"Okay, I'll do my best. Should I send him in?"
"Yes."
I leave the guest room to find him sitting on the couch having a stare-off with Princess Pixie, who's perched on the arm of the couch, holding her own.
"You can't win," I tell him. "Just give up now."
"I'll break this cat. I'm king of the castle now. That makes me above her."
"Tell yourself what you want, oh great one. Dr. Hollister is ready for you."
Breaking his stare from the cat, he turns to me. "How did it go?"
"Okay, I guess. She didn't say much. She's insisting we sleep together immediately."
He claps his hands together. "Woo-hoo. Go put something sexy on."
"Sleep, Talon. As in, in the same bed. Not sex."
He rises and scowls at me. "What the fuck? Don't tease me like that, baby. My dick can't take this shit."
"It's only been two days. Your dick will be fine. You better go before she disconnects."
I have a moment of inner debate as he disappears down the hall and closes the door, and Good Asia loses. I tiptoe down the hall and press my ear against the door. So very wrong.
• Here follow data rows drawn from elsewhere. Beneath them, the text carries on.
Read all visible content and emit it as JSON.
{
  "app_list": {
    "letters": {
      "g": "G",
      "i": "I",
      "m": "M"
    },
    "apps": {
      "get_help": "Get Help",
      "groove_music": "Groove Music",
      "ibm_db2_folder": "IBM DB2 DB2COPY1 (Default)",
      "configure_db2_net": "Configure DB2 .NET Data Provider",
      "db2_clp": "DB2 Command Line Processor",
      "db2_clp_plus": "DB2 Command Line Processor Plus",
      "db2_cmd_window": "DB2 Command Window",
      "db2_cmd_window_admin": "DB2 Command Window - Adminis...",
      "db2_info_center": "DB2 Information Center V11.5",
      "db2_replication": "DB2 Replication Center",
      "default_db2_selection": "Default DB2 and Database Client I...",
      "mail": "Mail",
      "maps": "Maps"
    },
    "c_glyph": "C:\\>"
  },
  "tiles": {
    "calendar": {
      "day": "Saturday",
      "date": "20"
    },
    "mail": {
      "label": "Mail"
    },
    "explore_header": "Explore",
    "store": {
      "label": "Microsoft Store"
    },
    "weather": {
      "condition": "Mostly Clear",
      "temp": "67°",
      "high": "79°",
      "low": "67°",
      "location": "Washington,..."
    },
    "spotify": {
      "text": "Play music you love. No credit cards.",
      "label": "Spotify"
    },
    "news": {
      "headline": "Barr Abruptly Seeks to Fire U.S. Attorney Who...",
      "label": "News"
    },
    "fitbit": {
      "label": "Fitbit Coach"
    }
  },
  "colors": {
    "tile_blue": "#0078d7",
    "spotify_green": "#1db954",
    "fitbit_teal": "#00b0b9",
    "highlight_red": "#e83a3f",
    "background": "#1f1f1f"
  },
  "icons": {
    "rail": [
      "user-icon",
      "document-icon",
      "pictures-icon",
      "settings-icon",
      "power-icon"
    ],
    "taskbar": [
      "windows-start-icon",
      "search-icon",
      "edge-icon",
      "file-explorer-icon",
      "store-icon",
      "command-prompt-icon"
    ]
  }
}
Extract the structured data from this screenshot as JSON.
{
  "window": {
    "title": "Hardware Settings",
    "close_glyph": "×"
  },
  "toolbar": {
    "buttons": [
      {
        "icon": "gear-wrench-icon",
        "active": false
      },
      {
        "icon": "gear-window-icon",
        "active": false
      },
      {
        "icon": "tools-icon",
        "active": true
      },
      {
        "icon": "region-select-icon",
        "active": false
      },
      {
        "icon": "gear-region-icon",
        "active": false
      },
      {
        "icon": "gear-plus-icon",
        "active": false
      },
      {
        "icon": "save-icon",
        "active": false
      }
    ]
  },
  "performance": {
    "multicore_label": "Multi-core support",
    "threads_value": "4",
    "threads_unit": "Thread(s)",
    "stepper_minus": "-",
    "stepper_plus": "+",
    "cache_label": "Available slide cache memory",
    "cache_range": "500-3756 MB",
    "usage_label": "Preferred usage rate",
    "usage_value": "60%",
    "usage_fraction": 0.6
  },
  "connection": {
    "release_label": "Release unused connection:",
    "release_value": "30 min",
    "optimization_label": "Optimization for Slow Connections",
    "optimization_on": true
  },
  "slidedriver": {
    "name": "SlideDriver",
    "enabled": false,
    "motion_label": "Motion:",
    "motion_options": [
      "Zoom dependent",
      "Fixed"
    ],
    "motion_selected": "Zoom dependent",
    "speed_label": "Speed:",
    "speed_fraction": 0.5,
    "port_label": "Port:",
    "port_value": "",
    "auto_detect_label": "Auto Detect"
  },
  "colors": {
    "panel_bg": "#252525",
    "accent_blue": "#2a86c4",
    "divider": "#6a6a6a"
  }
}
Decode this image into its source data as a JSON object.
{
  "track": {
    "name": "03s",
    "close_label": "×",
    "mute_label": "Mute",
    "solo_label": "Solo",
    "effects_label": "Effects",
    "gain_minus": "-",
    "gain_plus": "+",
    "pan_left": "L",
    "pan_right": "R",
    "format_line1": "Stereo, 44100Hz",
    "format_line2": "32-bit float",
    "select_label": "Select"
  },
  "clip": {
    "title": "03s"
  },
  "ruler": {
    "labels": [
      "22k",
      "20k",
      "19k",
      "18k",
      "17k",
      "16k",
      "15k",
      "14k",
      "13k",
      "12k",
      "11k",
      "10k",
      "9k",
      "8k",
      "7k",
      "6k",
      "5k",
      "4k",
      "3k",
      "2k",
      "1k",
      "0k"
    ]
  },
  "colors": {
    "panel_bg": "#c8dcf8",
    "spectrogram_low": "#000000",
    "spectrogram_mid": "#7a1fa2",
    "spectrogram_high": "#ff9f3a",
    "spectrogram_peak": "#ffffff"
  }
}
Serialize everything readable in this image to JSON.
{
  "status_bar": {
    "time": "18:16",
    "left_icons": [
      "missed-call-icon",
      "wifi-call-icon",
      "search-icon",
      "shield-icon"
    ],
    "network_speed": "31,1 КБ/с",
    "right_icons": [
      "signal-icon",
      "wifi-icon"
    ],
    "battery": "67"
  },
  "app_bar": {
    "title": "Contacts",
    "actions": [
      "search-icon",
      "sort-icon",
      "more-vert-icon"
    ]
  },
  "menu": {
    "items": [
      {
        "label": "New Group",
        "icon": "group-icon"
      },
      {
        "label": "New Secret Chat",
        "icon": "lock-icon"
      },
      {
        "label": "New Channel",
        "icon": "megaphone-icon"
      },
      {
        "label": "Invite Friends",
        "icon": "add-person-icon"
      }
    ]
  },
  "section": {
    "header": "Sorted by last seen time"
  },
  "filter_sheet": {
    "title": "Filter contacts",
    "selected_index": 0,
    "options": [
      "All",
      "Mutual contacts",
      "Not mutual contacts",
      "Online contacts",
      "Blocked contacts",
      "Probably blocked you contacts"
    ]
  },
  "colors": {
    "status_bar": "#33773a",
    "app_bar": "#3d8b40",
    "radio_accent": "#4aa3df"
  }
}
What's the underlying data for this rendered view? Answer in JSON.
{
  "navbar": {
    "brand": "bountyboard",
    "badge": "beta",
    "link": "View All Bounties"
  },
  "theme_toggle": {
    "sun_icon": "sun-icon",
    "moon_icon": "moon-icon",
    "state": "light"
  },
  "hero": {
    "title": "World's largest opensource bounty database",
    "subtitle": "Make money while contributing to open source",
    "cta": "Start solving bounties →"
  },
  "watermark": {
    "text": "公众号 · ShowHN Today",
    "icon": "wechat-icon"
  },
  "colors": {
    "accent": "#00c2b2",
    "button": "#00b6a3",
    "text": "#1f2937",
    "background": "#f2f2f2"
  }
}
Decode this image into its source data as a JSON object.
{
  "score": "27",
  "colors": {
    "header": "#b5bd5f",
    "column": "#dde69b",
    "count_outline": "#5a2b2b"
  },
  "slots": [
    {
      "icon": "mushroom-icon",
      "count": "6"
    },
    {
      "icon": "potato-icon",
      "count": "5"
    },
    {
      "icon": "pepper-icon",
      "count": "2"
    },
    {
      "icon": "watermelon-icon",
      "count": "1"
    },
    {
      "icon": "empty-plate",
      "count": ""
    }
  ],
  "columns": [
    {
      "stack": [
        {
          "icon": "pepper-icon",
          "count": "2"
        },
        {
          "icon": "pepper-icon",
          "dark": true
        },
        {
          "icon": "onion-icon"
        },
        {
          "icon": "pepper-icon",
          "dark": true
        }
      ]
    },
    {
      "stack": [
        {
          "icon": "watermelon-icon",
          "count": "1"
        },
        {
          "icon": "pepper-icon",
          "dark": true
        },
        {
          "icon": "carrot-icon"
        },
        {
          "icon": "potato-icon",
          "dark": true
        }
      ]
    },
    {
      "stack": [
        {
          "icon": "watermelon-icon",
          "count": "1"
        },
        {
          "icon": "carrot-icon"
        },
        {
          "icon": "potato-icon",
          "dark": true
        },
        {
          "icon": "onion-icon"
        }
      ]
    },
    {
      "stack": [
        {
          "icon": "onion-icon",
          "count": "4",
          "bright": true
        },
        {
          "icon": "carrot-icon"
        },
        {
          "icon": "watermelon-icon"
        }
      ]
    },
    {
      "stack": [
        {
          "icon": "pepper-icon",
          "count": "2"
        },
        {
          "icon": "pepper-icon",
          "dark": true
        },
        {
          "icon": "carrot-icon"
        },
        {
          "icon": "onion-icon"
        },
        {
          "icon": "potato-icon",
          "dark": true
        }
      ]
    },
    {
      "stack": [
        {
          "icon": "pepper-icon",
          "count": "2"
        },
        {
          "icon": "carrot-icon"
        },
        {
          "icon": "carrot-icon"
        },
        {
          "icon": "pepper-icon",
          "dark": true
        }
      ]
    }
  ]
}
"…what the fuck you idiots were thinking. Not sure how you expect us to take this thing seriously when you purposely set us up to fail."
I can't hear Dr. Hollister at all, but his voice is pretty loud and clear.
"…Well, yeah, I get that. But she's just not my type. She's too fucking cute. It's like fucking a puppy."
My heart plummets practically to my feet. Fucking a puppy? That's how he thinks of me? Not only is that a huge insult but pretty damned twisted.
His voice continues. "…Okay, not a puppy, but you get what I'm saying. She doesn't have the bang factor I'm used to."
Bang factor?
"…She's sorta sweet, and I like how creative she is. Did you set us up because I have money? I don't mind getting her out of the ghetto, but I'm feeling a little like that's the reason you stuck us together. I wanted a wife, not a charity case."